My Work is Not Yet Done ligotti.jpgMy Work is Not Yet Done – Thomas Ligotti
2002 – Virgin

I read a lot of books, but in truth, there are relatively few authors whose books I savour. I actually hold off on reading Thomas Ligotti because I don’t want the day to come when I have already read all of his books. His low opinion of humanity is both tragically hilarious and brutal, and while I don’t necessarily share the outlook of the narrators of his stories, I find his pessimism the perfect vehicle for horror. The message that our existence has no worth is perhaps the most disturbing idea that an author can offer to 21st century humans.

My Work Is Not Yet Done is a novella and two short stories. All of these tales are about workers’ lives as part of a corporation. There’s a very Kafkaesque vibe running throughout, but Ligotti covers the bureaucratic angst with layers of supernatural horror and misanthropy and turns it into something far darker. The first act of the eponymous novella portrays a man who decides to go on a killing spree in his office after he’s unfairly dismissed from his job. I know Stephen King found himself in hot water for writing a novel about a school shooting, so I was impressed that Ligotti had done something so extreme.
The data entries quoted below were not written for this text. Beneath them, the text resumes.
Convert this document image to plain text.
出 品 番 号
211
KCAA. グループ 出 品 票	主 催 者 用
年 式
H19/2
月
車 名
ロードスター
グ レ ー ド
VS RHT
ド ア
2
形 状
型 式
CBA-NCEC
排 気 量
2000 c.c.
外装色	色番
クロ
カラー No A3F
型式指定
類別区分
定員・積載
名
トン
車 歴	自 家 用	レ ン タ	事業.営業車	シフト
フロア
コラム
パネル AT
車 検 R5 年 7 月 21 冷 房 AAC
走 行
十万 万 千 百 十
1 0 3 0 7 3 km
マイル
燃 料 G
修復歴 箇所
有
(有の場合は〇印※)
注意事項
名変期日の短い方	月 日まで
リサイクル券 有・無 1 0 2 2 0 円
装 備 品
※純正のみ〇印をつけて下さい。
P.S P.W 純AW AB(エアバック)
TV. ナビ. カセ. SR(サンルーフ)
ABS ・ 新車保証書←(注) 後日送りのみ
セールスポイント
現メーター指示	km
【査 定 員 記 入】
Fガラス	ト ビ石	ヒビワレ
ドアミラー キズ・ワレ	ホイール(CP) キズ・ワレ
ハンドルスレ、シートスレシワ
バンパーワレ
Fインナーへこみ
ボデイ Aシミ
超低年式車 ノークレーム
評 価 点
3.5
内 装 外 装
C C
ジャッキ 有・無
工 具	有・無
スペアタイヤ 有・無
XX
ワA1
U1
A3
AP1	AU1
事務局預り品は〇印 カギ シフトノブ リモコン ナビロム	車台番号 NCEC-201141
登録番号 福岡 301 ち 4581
I won’t tell you what happens later on in the story, but I will say that it’s actually far worse than what you’d expect.

I know full well the misery of working for a company that you hate, and while I’ve only spent a little over a year working in an “office job”, I spent enough of that year fantasizing about murdering my boss to have thoroughly enjoyed this book.

Little things about the book stuck out to me. Characters have stupid names – coworkers are named Sherry, Terry, Mary, and Perry, and detectives are named Black and White. Also, the purpose of the corporations that these characters work is barely discussed – the nature of the work that the characters engage in is almost entirely passed over. Why does Ligotti omit these details? Why doesn’t he put more effort into naming his characters? Because that stuff doesn’t matter. Human beings are entirely interchangeable. You are no different to the people you hate the most. What corporations actually do doesn’t make any difference to their workers. Nothing fucking matters. Every living thing is going to die without having made any noticeable difference in the universe, a universe in which every single atom will eventually decay.

Oh, I forgot to mention that this is the first post of 2020. Happy New Year everyone!

“Generally speaking: Expect nothing but nightmarish obscenities to be born when human heads come together in intercourse.

More generally speaking: Whatever is born will ultimately grow into a nightmarish obscenity – in the grand scheme of things.”

There’s moody nuggets like this sprinkled throughout the book, but the closing lines of My Work Is Not Yet Done sum it all up. I don’t want to quote those here as it might ruin the effect when you do get around to reading it, but fuck me, they’re perfect. Please believe me when I say that this is a novella worth reading.

I’ve also reviewed Ligotti’s Teatro Grottesco and The Conspiracy Against the Human Race if you’re interested. I read Noctuary years ago too, but I haven’t reviewed that one properly yet. There’s a copy of the Penguin edition of Songs of a Dead Dreamer and Grimscribe on my shelf, but I’m waiting for a special occasion to allow myself the luxury of reading it.